The Biden administration later admitted that its handling was poor and could have coordinated more with France.
However, Washington stated that the defense agreement is not meant to offend European allies or replace existing alliances in the Pacific.
Although the September call between Biden and Macron helped ease the quarrel, Paris said it needed time to overcome the differences and claimed the current situation Underscore Europe needs to develop its own security and defense plans.

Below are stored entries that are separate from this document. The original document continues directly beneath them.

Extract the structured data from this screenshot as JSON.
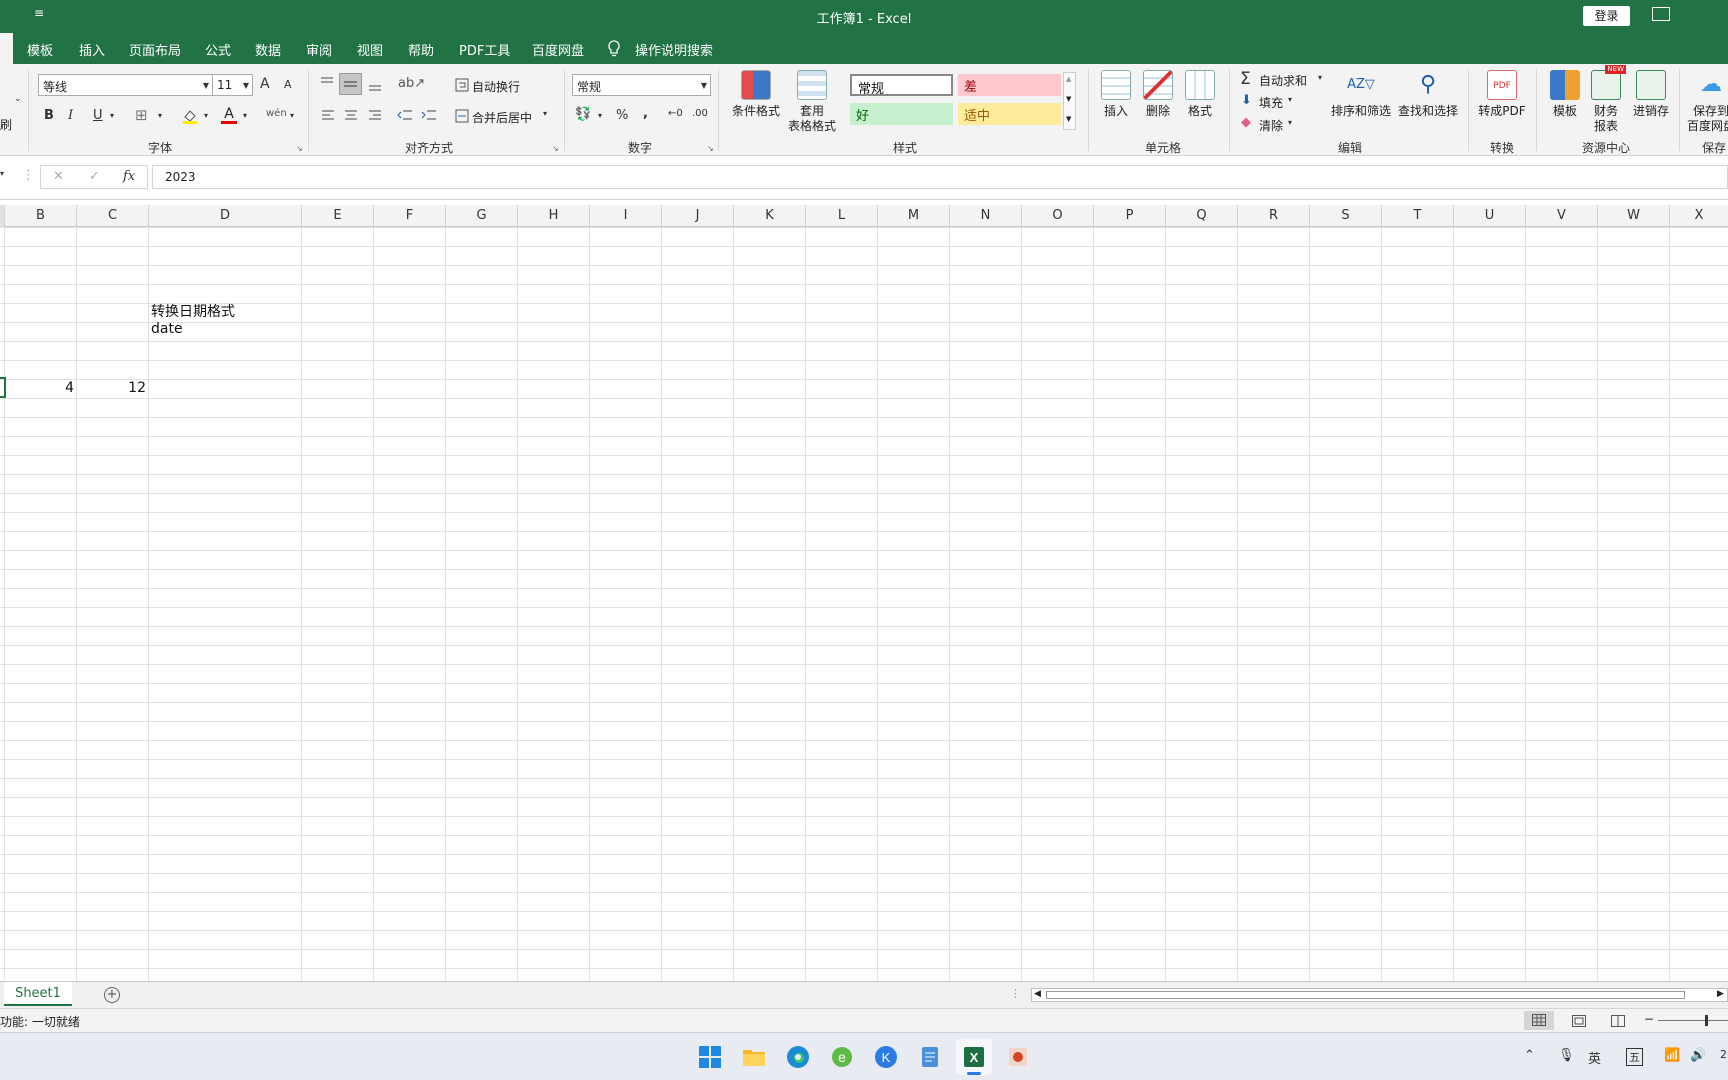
{
  "window": {
    "qat_glyph": "≡",
    "title": "工作簿1  -  Excel",
    "login_label": "登录",
    "restore_glyph": "▭"
  },
  "menu": {
    "tabs": [
      "模板",
      "插入",
      "页面布局",
      "公式",
      "数据",
      "审阅",
      "视图",
      "帮助",
      "PDF工具",
      "百度网盘"
    ],
    "search_label": "操作说明搜索"
  },
  "ribbon": {
    "clipboard_fragment": "刷",
    "font": {
      "group_label": "字体",
      "font_name": "等线",
      "font_size": "11",
      "bold": "B",
      "italic": "I",
      "underline": "U",
      "grow": "A",
      "shrink": "A",
      "fontcolor": "A",
      "phonetic": "wén"
    },
    "alignment": {
      "group_label": "对齐方式",
      "wrap_text": "自动换行",
      "merge_center": "合并后居中"
    },
    "number": {
      "group_label": "数字",
      "format": "常规",
      "percent": "%",
      "comma": ","
    },
    "styles": {
      "group_label": "样式",
      "conditional": "条件格式",
      "table_format_1": "套用",
      "table_format_2": "表格格式",
      "normal": "常规",
      "bad": "差",
      "good": "好",
      "neutral": "适中"
    },
    "cells": {
      "group_label": "单元格",
      "insert": "插入",
      "delete": "删除",
      "format": "格式"
    },
    "editing": {
      "group_label": "编辑",
      "autosum": "自动求和",
      "fill": "填充",
      "clear": "清除",
      "sort_filter": "排序和筛选",
      "find_select": "查找和选择"
    },
    "convert": {
      "group_label": "转换",
      "to_pdf": "转成PDF"
    },
    "resources": {
      "group_label": "资源中心",
      "template": "模板",
      "finance_1": "财务",
      "finance_2": "报表",
      "inventory": "进销存",
      "new_badge": "NEW"
    },
    "save": {
      "group_label": "保存",
      "save_1": "保存到",
      "save_2": "百度网盘"
    }
  },
  "formula_bar": {
    "cancel": "✕",
    "enter": "✓",
    "fx": "fx",
    "value": "2023"
  },
  "columns": [
    "B",
    "C",
    "D",
    "E",
    "F",
    "G",
    "H",
    "I",
    "J",
    "K",
    "L",
    "M",
    "N",
    "O",
    "P",
    "Q",
    "R",
    "S",
    "T",
    "U",
    "V",
    "W",
    "X"
  ],
  "cells": {
    "d4": "转换日期格式",
    "d5": "date",
    "b8": "4",
    "c8": "12"
  },
  "sheets": {
    "tabs": [
      "Sheet1"
    ],
    "add": "+"
  },
  "status": {
    "text": "功能: 一切就绪"
  },
  "taskbar": {
    "ime": "英",
    "ime2": "五",
    "clock_fragment": "2"
  },
  "colors": {
    "brand": "#217346",
    "bad_bg": "#ffc7ce",
    "bad_fg": "#9c0006",
    "good_bg": "#c6efce",
    "good_fg": "#006100",
    "neutral_bg": "#ffeb9c",
    "neutral_fg": "#9c5700"
  }
}
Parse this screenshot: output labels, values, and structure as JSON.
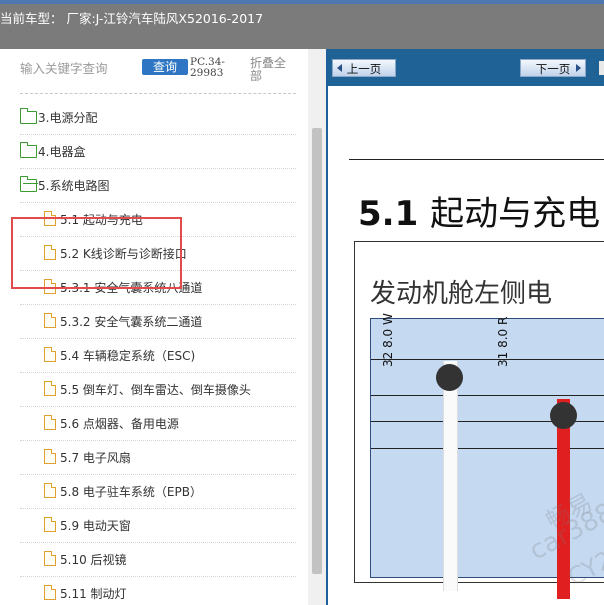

Macron and Biden will meet in person in the coming weeks, and a State Department official said on Tuesday that Brinken and the French president discussed joint projects that may be announced after the meeting.
The official did not provide more details.
Brinken’s visit was planned long before the impact of AUKUS, and its stated purpose was to co-chair the Paris-based OECD ministerial meeting on Tuesday and Wednesday to discuss climate change and security issues.
Former Secretary of State and current US climate envoy John Kerry also participated in the OECD talks, which will be held in Glasgow, Scotland, a few weeks before the next UN-supported international climate conference COP26.